Ils roulèrent en silence sur la route tracée au cœur de la vivante couche verte. Personne à l’extérieur des coupoles, mais un gros véhicule de transport trahissait des présences certaines.
— Une drôle d’installation …, estima le chauffeur en ajustant son masque. On devait avoir une excellente raison pour dépenser tant d’argent. Attendez-moi une minute, le temps que j’essaie de voir quelqu’un.
Ses compagnons le virent disparaître à l’intérieur de la plus grosse coupole. Son absence sembla durer un siècle, tant leur impatience de savoir était grande. La porte extérieure se rouvrit enfin et le géologue revint lentement vers eux.
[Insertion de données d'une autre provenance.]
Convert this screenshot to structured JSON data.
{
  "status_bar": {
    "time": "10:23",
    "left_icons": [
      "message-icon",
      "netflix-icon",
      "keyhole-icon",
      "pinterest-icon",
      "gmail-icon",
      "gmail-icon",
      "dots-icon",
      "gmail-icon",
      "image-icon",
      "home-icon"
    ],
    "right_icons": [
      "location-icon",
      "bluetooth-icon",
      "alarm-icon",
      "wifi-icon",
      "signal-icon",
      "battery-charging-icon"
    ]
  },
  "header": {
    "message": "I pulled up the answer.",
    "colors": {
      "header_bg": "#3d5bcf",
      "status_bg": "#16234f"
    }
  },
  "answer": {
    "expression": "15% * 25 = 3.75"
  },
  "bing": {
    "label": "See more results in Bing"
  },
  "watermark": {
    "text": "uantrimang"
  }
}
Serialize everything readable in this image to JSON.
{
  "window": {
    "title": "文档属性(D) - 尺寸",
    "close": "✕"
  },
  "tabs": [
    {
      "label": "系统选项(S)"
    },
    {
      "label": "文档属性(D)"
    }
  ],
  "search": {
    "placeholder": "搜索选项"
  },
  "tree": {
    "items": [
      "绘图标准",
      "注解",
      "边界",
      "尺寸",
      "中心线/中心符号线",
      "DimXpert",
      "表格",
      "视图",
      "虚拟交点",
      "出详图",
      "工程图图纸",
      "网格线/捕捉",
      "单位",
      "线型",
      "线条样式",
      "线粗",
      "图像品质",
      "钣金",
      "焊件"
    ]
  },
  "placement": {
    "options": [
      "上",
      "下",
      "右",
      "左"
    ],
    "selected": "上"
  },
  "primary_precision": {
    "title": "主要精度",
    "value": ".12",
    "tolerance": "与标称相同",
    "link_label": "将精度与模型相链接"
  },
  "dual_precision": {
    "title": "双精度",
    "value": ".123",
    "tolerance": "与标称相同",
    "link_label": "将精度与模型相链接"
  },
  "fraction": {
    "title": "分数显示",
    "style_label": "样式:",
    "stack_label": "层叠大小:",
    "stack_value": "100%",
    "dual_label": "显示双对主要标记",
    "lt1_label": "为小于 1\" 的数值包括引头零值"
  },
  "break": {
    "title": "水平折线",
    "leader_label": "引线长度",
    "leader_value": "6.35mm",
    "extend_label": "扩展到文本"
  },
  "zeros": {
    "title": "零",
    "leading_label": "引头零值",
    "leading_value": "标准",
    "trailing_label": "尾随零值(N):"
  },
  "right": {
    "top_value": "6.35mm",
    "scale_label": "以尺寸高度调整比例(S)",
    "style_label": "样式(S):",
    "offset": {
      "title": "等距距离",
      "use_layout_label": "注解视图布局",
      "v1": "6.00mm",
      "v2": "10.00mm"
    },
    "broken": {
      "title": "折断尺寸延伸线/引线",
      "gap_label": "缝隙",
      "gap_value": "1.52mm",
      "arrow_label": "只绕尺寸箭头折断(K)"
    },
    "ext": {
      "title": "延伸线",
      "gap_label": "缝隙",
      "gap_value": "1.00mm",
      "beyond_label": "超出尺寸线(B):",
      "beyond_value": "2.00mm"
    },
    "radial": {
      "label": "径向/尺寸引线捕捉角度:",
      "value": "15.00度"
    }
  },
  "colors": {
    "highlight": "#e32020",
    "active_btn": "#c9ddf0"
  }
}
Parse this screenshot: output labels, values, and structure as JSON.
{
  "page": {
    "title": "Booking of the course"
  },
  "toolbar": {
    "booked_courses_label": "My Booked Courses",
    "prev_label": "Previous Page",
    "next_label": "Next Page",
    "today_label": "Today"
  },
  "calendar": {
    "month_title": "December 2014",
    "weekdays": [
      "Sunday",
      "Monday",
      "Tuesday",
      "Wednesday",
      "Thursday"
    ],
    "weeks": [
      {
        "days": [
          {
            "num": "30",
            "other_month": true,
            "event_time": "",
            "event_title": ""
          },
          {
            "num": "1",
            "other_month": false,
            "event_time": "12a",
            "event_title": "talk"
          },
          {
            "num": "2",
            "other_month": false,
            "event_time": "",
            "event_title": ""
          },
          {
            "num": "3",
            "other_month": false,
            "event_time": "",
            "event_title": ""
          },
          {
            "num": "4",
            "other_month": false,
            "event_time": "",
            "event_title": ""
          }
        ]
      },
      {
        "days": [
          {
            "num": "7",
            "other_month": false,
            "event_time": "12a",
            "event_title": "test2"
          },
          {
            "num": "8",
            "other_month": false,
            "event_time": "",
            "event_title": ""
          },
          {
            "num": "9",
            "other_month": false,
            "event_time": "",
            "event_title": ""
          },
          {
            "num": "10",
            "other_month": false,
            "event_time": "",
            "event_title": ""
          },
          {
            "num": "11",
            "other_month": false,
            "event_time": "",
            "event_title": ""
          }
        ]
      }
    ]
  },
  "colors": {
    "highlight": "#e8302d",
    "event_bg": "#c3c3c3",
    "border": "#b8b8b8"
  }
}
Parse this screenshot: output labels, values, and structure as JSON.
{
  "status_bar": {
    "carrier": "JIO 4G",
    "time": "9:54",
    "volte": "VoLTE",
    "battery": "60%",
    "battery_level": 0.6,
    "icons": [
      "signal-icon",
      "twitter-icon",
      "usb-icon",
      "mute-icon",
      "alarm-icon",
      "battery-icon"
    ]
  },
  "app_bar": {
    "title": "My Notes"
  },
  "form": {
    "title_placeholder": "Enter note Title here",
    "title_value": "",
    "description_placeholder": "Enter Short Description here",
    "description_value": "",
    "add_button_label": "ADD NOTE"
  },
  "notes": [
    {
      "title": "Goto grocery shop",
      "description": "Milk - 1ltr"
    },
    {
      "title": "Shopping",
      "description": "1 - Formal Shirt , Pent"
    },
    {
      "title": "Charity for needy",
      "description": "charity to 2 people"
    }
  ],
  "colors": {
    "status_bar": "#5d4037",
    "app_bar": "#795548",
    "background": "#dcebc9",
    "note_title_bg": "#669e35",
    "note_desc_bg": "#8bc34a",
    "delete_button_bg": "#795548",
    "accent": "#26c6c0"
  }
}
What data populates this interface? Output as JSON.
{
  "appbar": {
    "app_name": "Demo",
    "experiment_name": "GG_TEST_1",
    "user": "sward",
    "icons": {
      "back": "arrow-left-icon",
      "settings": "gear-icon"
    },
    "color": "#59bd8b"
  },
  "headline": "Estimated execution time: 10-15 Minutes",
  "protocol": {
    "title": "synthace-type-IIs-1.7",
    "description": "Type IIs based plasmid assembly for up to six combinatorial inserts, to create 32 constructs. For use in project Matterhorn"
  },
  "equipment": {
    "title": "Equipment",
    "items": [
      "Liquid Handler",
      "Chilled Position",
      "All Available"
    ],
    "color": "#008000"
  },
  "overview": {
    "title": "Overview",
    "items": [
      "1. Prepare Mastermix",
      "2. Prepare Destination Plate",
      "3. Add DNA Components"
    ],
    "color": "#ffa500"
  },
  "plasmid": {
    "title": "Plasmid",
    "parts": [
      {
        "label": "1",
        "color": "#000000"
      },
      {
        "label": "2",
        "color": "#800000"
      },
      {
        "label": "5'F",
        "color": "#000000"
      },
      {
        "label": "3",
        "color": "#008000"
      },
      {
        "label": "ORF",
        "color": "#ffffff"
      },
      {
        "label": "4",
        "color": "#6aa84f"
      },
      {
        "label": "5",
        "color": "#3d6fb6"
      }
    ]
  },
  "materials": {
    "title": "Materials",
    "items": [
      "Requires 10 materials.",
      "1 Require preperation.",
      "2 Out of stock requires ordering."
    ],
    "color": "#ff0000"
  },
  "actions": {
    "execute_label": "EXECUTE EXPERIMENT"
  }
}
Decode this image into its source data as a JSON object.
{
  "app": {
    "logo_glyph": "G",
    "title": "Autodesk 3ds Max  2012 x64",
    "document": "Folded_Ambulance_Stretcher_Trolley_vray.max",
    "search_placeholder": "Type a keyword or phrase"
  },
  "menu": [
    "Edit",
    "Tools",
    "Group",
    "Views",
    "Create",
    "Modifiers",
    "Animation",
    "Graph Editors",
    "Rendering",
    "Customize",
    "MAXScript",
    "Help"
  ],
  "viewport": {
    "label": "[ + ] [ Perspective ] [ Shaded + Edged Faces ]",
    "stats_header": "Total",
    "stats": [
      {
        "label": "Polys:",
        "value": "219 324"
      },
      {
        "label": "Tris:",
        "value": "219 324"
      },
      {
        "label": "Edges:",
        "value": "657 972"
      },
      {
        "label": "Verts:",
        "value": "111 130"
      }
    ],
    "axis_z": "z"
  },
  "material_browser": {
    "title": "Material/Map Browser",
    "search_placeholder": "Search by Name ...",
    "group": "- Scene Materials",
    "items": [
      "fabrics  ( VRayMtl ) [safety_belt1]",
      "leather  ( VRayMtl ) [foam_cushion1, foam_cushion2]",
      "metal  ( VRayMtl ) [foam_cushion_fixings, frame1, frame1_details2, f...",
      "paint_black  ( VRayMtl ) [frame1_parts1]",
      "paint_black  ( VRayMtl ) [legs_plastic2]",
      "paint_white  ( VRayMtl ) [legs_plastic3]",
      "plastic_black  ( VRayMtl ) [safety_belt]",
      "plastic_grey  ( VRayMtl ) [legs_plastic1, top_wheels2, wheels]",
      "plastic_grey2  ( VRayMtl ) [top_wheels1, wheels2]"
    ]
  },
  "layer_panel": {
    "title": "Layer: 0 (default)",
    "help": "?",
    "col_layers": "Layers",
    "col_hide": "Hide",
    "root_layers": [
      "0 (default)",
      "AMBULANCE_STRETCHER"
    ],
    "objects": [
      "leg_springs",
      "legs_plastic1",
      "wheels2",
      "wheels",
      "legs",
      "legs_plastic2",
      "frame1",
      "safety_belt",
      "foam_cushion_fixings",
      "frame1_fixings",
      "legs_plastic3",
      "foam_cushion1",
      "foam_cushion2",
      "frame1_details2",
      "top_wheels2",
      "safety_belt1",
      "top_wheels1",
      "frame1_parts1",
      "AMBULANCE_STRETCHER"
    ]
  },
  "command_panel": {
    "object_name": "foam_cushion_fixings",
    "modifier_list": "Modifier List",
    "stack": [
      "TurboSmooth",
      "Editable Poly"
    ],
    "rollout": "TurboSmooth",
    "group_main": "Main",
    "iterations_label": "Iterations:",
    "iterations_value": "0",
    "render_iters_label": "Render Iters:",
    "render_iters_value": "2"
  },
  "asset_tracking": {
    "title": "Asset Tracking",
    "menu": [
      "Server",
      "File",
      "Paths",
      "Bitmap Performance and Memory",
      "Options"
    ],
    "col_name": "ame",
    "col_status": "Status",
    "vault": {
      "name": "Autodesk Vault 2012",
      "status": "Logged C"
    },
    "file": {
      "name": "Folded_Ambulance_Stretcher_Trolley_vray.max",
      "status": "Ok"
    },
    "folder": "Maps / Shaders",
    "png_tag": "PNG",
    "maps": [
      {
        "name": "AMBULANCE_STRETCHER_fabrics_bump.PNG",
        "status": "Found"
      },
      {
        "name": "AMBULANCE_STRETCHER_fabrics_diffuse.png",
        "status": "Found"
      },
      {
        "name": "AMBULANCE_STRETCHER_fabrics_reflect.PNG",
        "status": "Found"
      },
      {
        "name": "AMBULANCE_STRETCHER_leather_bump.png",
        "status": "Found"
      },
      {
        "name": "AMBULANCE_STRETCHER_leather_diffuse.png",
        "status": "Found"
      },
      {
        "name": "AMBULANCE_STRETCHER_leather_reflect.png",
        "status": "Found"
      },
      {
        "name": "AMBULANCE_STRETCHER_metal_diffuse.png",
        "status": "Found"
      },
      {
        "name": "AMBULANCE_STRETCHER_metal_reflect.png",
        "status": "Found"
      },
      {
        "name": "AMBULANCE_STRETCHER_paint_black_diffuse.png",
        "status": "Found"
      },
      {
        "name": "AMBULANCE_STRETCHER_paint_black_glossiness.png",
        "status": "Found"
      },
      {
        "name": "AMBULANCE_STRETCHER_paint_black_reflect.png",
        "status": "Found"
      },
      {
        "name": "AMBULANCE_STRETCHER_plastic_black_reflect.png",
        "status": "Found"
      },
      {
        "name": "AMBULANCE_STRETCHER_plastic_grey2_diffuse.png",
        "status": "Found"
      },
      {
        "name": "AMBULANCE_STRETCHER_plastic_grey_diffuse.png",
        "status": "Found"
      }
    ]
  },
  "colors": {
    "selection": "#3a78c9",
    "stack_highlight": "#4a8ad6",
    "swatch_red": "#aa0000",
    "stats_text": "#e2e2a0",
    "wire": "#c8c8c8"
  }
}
— Alors ? questionna Gibson avec avidité, tandis qu’il reprenait sa place à leur côté. Qu’est-ce qu’on vous a dit ?
Il y eut un bref silence, puis le « pou » démarra.
— Dites donc, qu’est devenue cette fameuse hospitalité martienne ? On ne nous a pas invités ! s’écria Mackay.
Le géologue parut embarrassé. Il avait tout à fait l’air d’un homme qui vient de commettre une gaffe.
— C’est une station de recherches industrielles, dit-il, après avoir toussoté et en choisissant ses mots avec un soin évident. Elle fonctionne depuis peu, c’est pourquoi je n’en avais pas entendu parler jusqu’ici. On ne peut pas y entrer, parce qu’ils ont stérilisé les locaux et qu’ils se soucient peu d’y laisser introduire des spores. Il faudrait prendre un bain de désinfectant et changer tous nos vêtements.
— Je comprends, fit Gibson.
Quelque chose lui disait qu’il était inutile de poser d’autres questions. Il avait la certitude, la conviction même, que leur compagnon ne révélait qu’une partie de la vérité, et non la plus importante. Pour la première fois, les doutes et les soupçons qu’il avait voulu ignorer jusque-là commencèrent à se cristalliser dans son esprit.